UK construction sector contracts as May PMI hits lowest level since 2020
UK construction hits 6-year low

Britain's construction industry remains under pressure in May as weaker demand, rising input costs and supply disruption deepen the sector's downturn. The latest survey shows the sharpest contraction in activity in six years, with firms citing the Iran war, political uncertainty in Britain and delays linked to the Strait of Hormuz closure.

Highlights

  • S&P Global reports UK construction PMI drops to 38.2 in May from 39.7 in April, underperforming the 40.2 median Reuters forecast and marking the lowest since May 2020.
  • Sector faces fastest cost increases since June 2022 and most widespread shipping delays since December 2022, attributed to higher fuel, transport costs and Strait of Hormuz closure.
  • Business sentiment weakens to second-lowest since end-2022, jobs cut for 17th consecutive month, and all-sector PMI falls to 48.7, the lowest since April 2025.

May survey shows deeper decline in output and orders

As reported by S&P Global, its monthly purchasing managers' index for the construction sector falls to 38.2 in May from 39.7 in April, the lowest reading since May 2020. The index remains well below the 50 threshold that separates growth from contraction, and also comes in below the 40.2 median forecast in a Reuters poll of economists.

Building firms in the survey report site delays, fewer tender opportunities and weaker demand tied to the Middle East conflict and political uncertainty in Britain. The decline is steepest in residential housebuilding, while commercial activity such as shops and offices shows the smallest fall.

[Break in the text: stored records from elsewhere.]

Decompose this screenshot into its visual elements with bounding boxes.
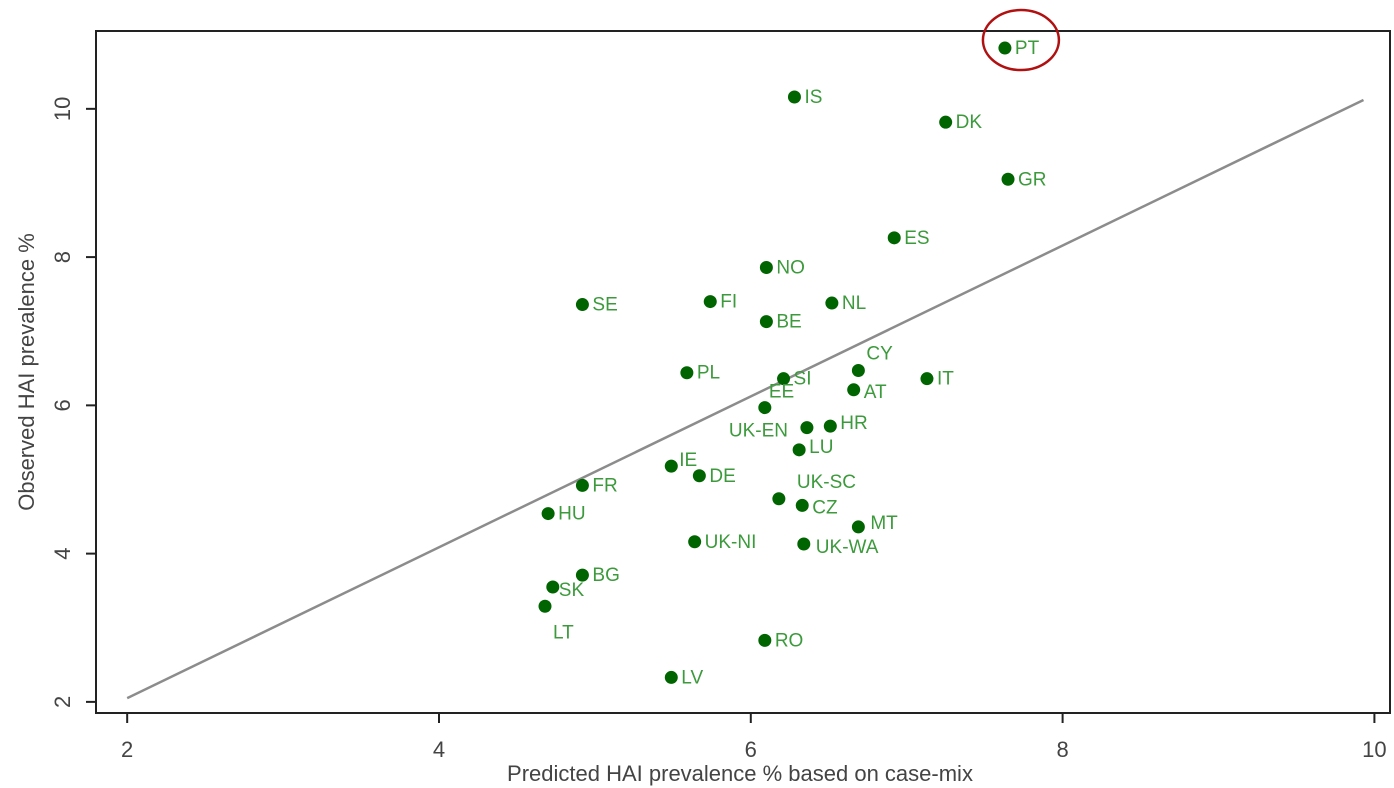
point-uk-en: [800, 421, 814, 435]
point-be: [759, 315, 773, 329]
point-hu: [541, 507, 555, 521]
x-tick-label: 10: [1362, 737, 1386, 762]
point-no: [759, 260, 773, 274]
y-tick-label: 6: [50, 399, 75, 411]
point-si: [777, 372, 791, 386]
label-is: IS: [804, 87, 822, 108]
y-tick-label: 10: [50, 97, 75, 121]
x-axis-title: Predicted HAI prevalence % based on case…: [507, 761, 973, 786]
label-gr: GR: [1018, 169, 1047, 190]
point-cz: [795, 498, 809, 512]
label-uk-ni: UK-NI: [705, 532, 757, 553]
label-hr: HR: [840, 413, 867, 434]
point-ee: [758, 401, 772, 415]
point-pl: [680, 366, 694, 380]
point-mt: [851, 520, 865, 534]
point-cy: [851, 364, 865, 378]
label-no: NO: [776, 257, 805, 278]
label-fi: FI: [720, 292, 737, 313]
data-points: [538, 41, 1015, 684]
point-labels: PT IS DK GR ES NO SE FI NL BE CY PL SI IT AT EE UK-EN HR L…: [553, 38, 1047, 688]
label-mt: MT: [870, 513, 898, 534]
reference-line: [126, 98, 1365, 700]
point-fi: [703, 295, 717, 309]
y-axis-ticks: 2 4 6 8 10: [50, 97, 96, 708]
point-lt: [538, 599, 552, 613]
label-bg: BG: [592, 565, 619, 586]
point-at: [847, 383, 861, 397]
label-ie: IE: [679, 450, 697, 471]
point-lu: [792, 443, 806, 457]
label-cz: CZ: [812, 497, 838, 518]
point-es: [887, 231, 901, 245]
point-hr: [823, 419, 837, 433]
point-bg: [575, 568, 589, 582]
label-uk-sc: UK-SC: [797, 472, 856, 493]
point-sk: [546, 580, 560, 594]
point-uk-sc: [772, 492, 786, 506]
plot-frame: [95, 30, 1391, 714]
y-tick-label: 8: [50, 251, 75, 263]
point-lv: [664, 670, 678, 684]
label-pt: PT: [1015, 38, 1040, 59]
label-at: AT: [864, 382, 887, 403]
point-ie: [664, 459, 678, 473]
label-si: SI: [794, 369, 812, 390]
point-pt: [998, 41, 1012, 55]
label-uk-en: UK-EN: [729, 421, 788, 442]
point-it: [920, 372, 934, 386]
label-ro: RO: [775, 630, 804, 651]
label-lu: LU: [809, 437, 833, 458]
label-pl: PL: [697, 363, 720, 384]
label-uk-wa: UK-WA: [816, 537, 879, 558]
label-se: SE: [592, 295, 617, 316]
x-tick-label: 4: [433, 737, 445, 762]
x-tick-label: 2: [121, 737, 133, 762]
label-dk: DK: [956, 112, 983, 133]
point-gr: [1001, 172, 1015, 186]
y-tick-label: 2: [50, 696, 75, 708]
point-de: [692, 469, 706, 483]
point-uk-wa: [797, 537, 811, 551]
label-de: DE: [709, 466, 735, 487]
highlight-circle: [981, 8, 1061, 72]
y-tick-label: 4: [50, 547, 75, 559]
label-hu: HU: [558, 504, 585, 525]
point-uk-ni: [688, 535, 702, 549]
label-sk: SK: [559, 580, 585, 601]
point-ro: [758, 633, 772, 647]
y-axis-title: Observed HAI prevalence %: [14, 233, 39, 511]
point-se: [575, 298, 589, 312]
label-nl: NL: [842, 293, 866, 314]
x-axis-ticks: 2 4 6 8 10: [121, 713, 1387, 762]
x-tick-label: 6: [745, 737, 757, 762]
label-it: IT: [937, 369, 954, 390]
point-is: [787, 90, 801, 104]
label-lv: LV: [681, 667, 703, 688]
point-dk: [939, 115, 953, 129]
label-es: ES: [904, 228, 929, 249]
label-cy: CY: [866, 344, 893, 365]
label-ee: EE: [769, 382, 794, 403]
label-be: BE: [776, 312, 801, 333]
x-tick-label: 8: [1056, 737, 1068, 762]
point-fr: [575, 478, 589, 492]
label-fr: FR: [592, 475, 617, 496]
point-nl: [825, 296, 839, 310]
label-lt: LT: [553, 622, 574, 643]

Tim Moore, economics director at S&P Global Market Intelligence, says fuel surcharges and rapid increases in prices for energy-intensive raw materials continue to be felt across the construction supply chain. He adds that concerns about a prolonged decline in order books and weak near-term UK economic prospects weigh on business optimism in May.

Cost pressures and shipping delays hit sector outlook

Construction companies say their costs rise at the fastest pace since June 2022, driven by higher fuel, energy and transport expenses. Businesses also report the most widespread shipping delays since December 2022, partly because of the closure of the Strait of Hormuz.

Confidence about the next 12 months weakens to its second-lowest level since the end of 2022. Companies cut jobs for a 17th straight month, although the pace of layoffs is slower than in April, when job losses are the widest of this year.

The broader all-sector PMI, which also includes services and manufacturing, falls to 48.7 last month from 51.5 in April. That marks its lowest reading since U.S. President Donald Trump announces wide-ranging tariffs in April 2025.

Our earlier article on escalation risks in the Middle East described how the prolonged U.S.-Iran conflict and renewed threats of further military action were unsettling investors. We noted that oil prices were pushing higher and broader risk appetite was weakening as markets weighed the chance of a wider regional flare-up.